The pedophile’s victims didn’t ask to be abused in the first place, and they didn’t “seek out” their revictimization. Why are the abused so likely to be revictimized? Because their hunters are looking for the weak.

Think about a nature special, where the lions are stalking the herd of wildebeest. They somehow manage to pick out a weaker member of the herd. Usually, I can’t tell any reason for the one they’ve picked out. But they know. It’s their business to know. They can sense it. Do we say that the wildebeest they’ve chosen “sought out” the lions, that it wants to “recreate” some traumatic event from its calf-hood? Of course not; that would be nonsense. In fact, we would probably easily accept the premise that the lions’ target has no idea what “signals” it is broadcasting to the lions, and dearly wishes that it weren’t.

In much the same way, those children who are vicimized by their families and then revictimized by others, both inside and outside their families, do not “seek out” their new suffering. They don’t know what “signals” they’re broadcasting, and likely dearly wish that they weren’t.

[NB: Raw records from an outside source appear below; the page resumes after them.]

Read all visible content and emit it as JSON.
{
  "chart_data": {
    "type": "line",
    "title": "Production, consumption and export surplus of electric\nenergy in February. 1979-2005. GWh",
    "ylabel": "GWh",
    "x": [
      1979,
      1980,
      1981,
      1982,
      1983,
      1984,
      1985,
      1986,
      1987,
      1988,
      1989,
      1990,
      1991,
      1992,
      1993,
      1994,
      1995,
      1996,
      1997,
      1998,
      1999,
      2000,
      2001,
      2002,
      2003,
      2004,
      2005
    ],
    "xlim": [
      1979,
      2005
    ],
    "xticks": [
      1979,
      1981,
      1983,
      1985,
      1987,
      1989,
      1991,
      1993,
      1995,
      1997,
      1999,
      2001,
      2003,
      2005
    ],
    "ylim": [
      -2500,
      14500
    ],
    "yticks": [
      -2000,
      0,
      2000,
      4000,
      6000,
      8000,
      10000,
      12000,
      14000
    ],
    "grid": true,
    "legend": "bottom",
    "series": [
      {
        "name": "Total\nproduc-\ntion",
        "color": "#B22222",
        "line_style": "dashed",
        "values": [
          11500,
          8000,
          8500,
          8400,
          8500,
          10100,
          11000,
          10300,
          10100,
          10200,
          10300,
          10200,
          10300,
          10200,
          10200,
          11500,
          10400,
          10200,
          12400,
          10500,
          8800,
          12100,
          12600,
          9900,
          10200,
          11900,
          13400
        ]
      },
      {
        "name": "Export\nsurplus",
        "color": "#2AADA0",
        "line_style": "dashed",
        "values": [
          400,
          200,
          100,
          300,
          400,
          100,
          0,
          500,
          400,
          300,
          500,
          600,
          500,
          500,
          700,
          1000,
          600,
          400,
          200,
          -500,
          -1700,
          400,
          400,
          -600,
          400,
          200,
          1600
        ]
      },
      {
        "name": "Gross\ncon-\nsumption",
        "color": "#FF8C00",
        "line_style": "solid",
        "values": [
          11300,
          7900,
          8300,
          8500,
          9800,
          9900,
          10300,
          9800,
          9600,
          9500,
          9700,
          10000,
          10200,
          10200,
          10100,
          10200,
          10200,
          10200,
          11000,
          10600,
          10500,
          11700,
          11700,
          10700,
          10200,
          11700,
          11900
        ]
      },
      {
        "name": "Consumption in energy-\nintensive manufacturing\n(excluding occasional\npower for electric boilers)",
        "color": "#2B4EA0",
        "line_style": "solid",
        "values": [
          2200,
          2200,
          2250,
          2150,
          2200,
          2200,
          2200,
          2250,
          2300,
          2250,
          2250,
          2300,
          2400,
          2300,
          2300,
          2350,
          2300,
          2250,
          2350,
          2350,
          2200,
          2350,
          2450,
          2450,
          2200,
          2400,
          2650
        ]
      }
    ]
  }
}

I believe the same reasoning holds for adult survivors of intimate abuse, whether that abuse happened in childhood, adulthood, or both. We have been broken, and we don’t realize the “signals” we’re broadcasting. We don’t seek out our new abusers; they find us, just like the creepy guy with the van found his lastest child.

We didn’t break us, we didn’t damage ourselves. And we certainly aren’t “seeking” out the opportunity for more of the same. I wish others would do us the respect of putting the blame where it belongs.